On the 1st part of this multi-part series on Apache Flink CEP library, I briefly covered the case for a dedicated CEP framework among the toolsets of open-source stream processing frameworks. Quick recap on the use case
For a customer, an ATM Withdrawal Txn >= 10,000 made more than ‘3 times’ in a location > 50 mile radius from the next txn location within ‘2 hours’ should be flagged as a possible fraudulent transaction and an alert should be triggered.
Business users need a simple yet intuitive interface to define such complex events and alerts. But the focus of this post is how well the Flink CEP library lends itself to implement typical CEP uses-cases. Here is a early draft version of a code. (Note: for testing purposes I have kept the Txn count 2 instead of 3 and Txn window to 20 seconds, you could always change it)
Observations so far..
- I have used Kafka as the event source, the code is couple of lines. (Matching Kafka connector version with Flink version wasn’t straightforward)
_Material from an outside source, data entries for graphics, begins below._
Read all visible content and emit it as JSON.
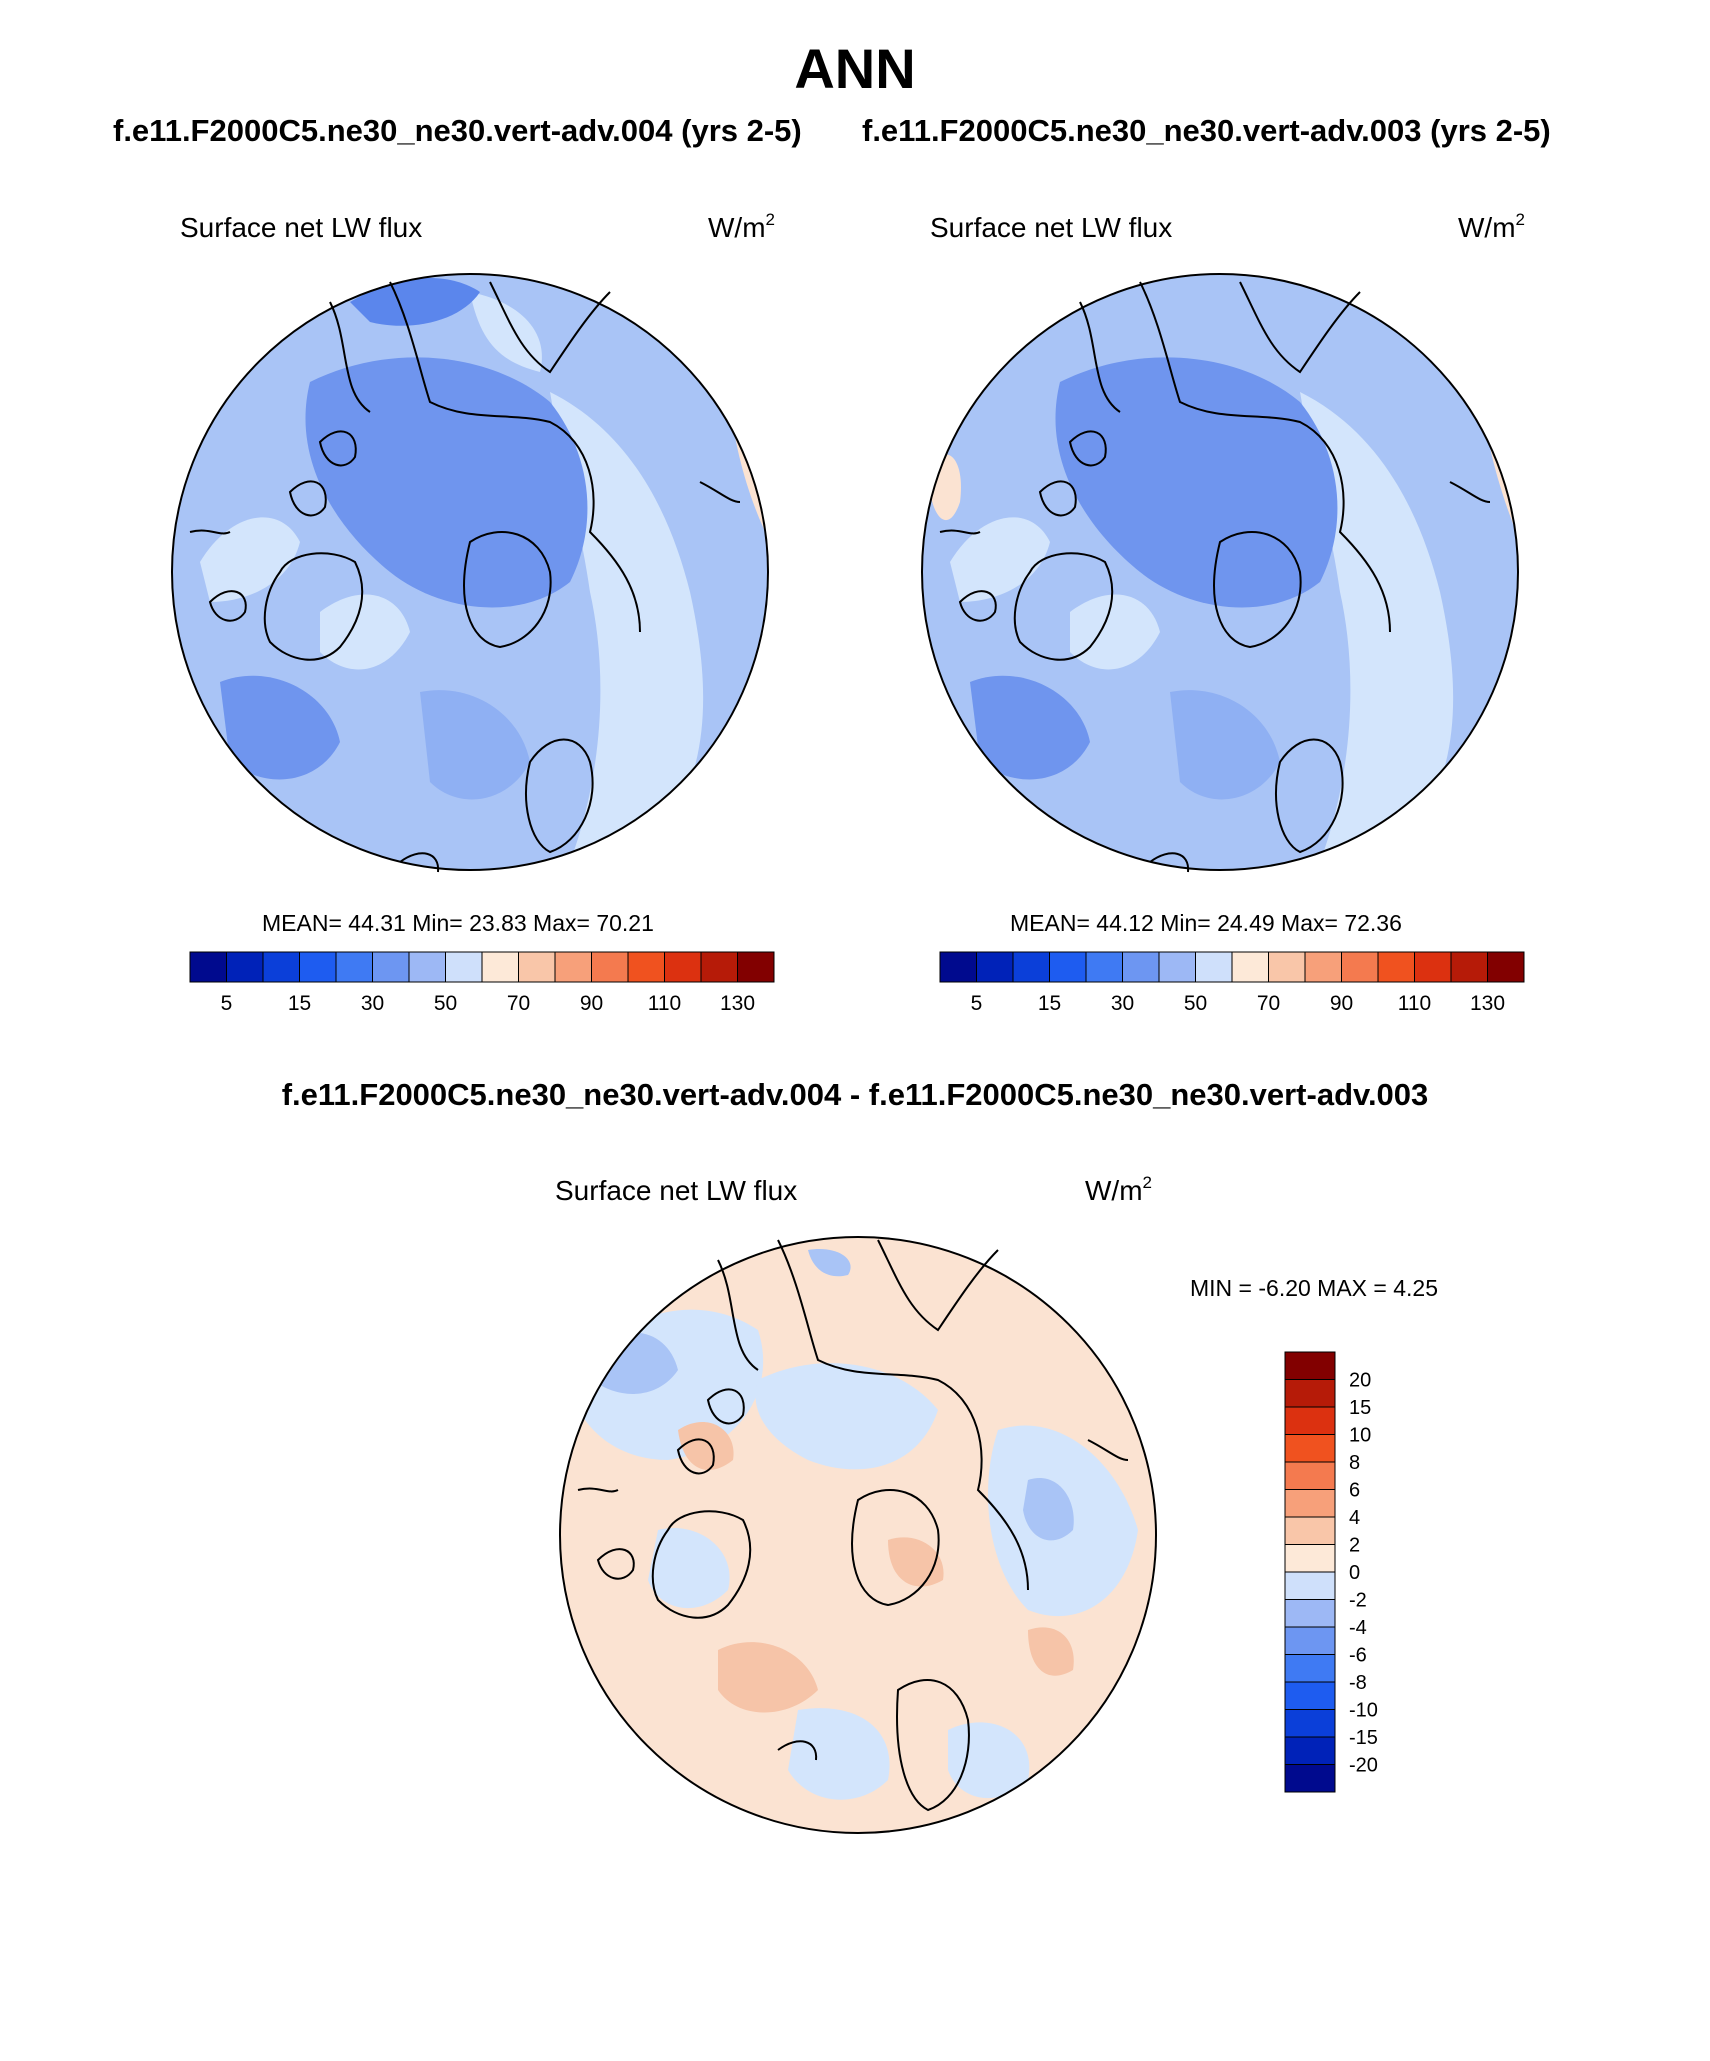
{
  "figure": {
    "title": "ANN",
    "case_titles": {
      "left": "f.e11.F2000C5.ne30_ne30.vert-adv.004 (yrs 2-5)",
      "right": "f.e11.F2000C5.ne30_ne30.vert-adv.003 (yrs 2-5)"
    },
    "diff_title": "f.e11.F2000C5.ne30_ne30.vert-adv.004 - f.e11.F2000C5.ne30_ne30.vert-adv.003"
  },
  "panels": [
    {
      "variable": "Surface net LW flux",
      "units": "W/m",
      "units_exp": "2",
      "stats_text": "MEAN=  44.31  Min=  23.83  Max=  70.21",
      "mean": 44.31,
      "min": 23.83,
      "max": 70.21
    },
    {
      "variable": "Surface net LW flux",
      "units": "W/m",
      "units_exp": "2",
      "stats_text": "MEAN=  44.12  Min=  24.49  Max=  72.36",
      "mean": 44.12,
      "min": 24.49,
      "max": 72.36
    },
    {
      "variable": "Surface net LW flux",
      "units": "W/m",
      "units_exp": "2",
      "stats_text": "MIN =  -6.20 MAX =   4.25",
      "min": -6.2,
      "max": 4.25
    }
  ],
  "colorbar_main": {
    "colors": [
      "#000a8e",
      "#0022b8",
      "#0b3fd9",
      "#1e5cf0",
      "#3f7af3",
      "#6d96f2",
      "#9db8f5",
      "#cfe0fb",
      "#fde9d8",
      "#f9c6a9",
      "#f7a07a",
      "#f47a4f",
      "#f0521f",
      "#dc3110",
      "#b61b08",
      "#820000"
    ],
    "tick_labels": [
      "5",
      "15",
      "30",
      "50",
      "70",
      "90",
      "110",
      "130"
    ]
  },
  "colorbar_diff": {
    "colors": [
      "#000a8e",
      "#0022b8",
      "#0b3fd9",
      "#1e5cf0",
      "#3f7af3",
      "#6d96f2",
      "#9db8f5",
      "#cfe0fb",
      "#fde9d8",
      "#f9c6a9",
      "#f7a07a",
      "#f47a4f",
      "#f0521f",
      "#dc3110",
      "#b61b08",
      "#820000"
    ],
    "tick_labels": [
      "20",
      "15",
      "10",
      "8",
      "6",
      "4",
      "2",
      "0",
      "-2",
      "-4",
      "-6",
      "-8",
      "-10",
      "-15",
      "-20"
    ]
  },
  "map_colors": {
    "main_background": "#a9c4f6",
    "main_light": "#d3e5fc",
    "main_mid": "#8fb0f3",
    "main_dark": "#6f95ee",
    "main_darker": "#5b86ec",
    "main_peach": "#fbe3d2",
    "diff_background": "#fbe3d2",
    "diff_light_blue": "#d3e5fc",
    "diff_blue": "#a9c4f6",
    "diff_peach": "#f6c4a8",
    "coast": "#000000"
  }
}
- Creating Patterns with the pattern API for the CEP is very expressive. Comes with the classic “next” and “followedby” semantics built-in.
- Java 8 lambda support makes things readable and easy but the IDE /JDT limitations is rather painful. I use Eclipse Luna 4.4.2 SR2 and JDT generate doesn’t work.
Need to explore below pointers in this order.
- For the duration window in which if events happened, I have used ingest time as event time for simplicity. Flink provides options to extract event time from event packet itself. This needs to be explored, changed and tested for performance at scale.
- Expand the filter function placeholder with logic to do the GeoSpatial filter between ATM location and customer homesite using Elastic search integration.
- Verify how CEP states are maintained between failures and check recovery.
- Create an alert like a mobile push notification or email to make it more real.
- Combine different events to form a Complex event.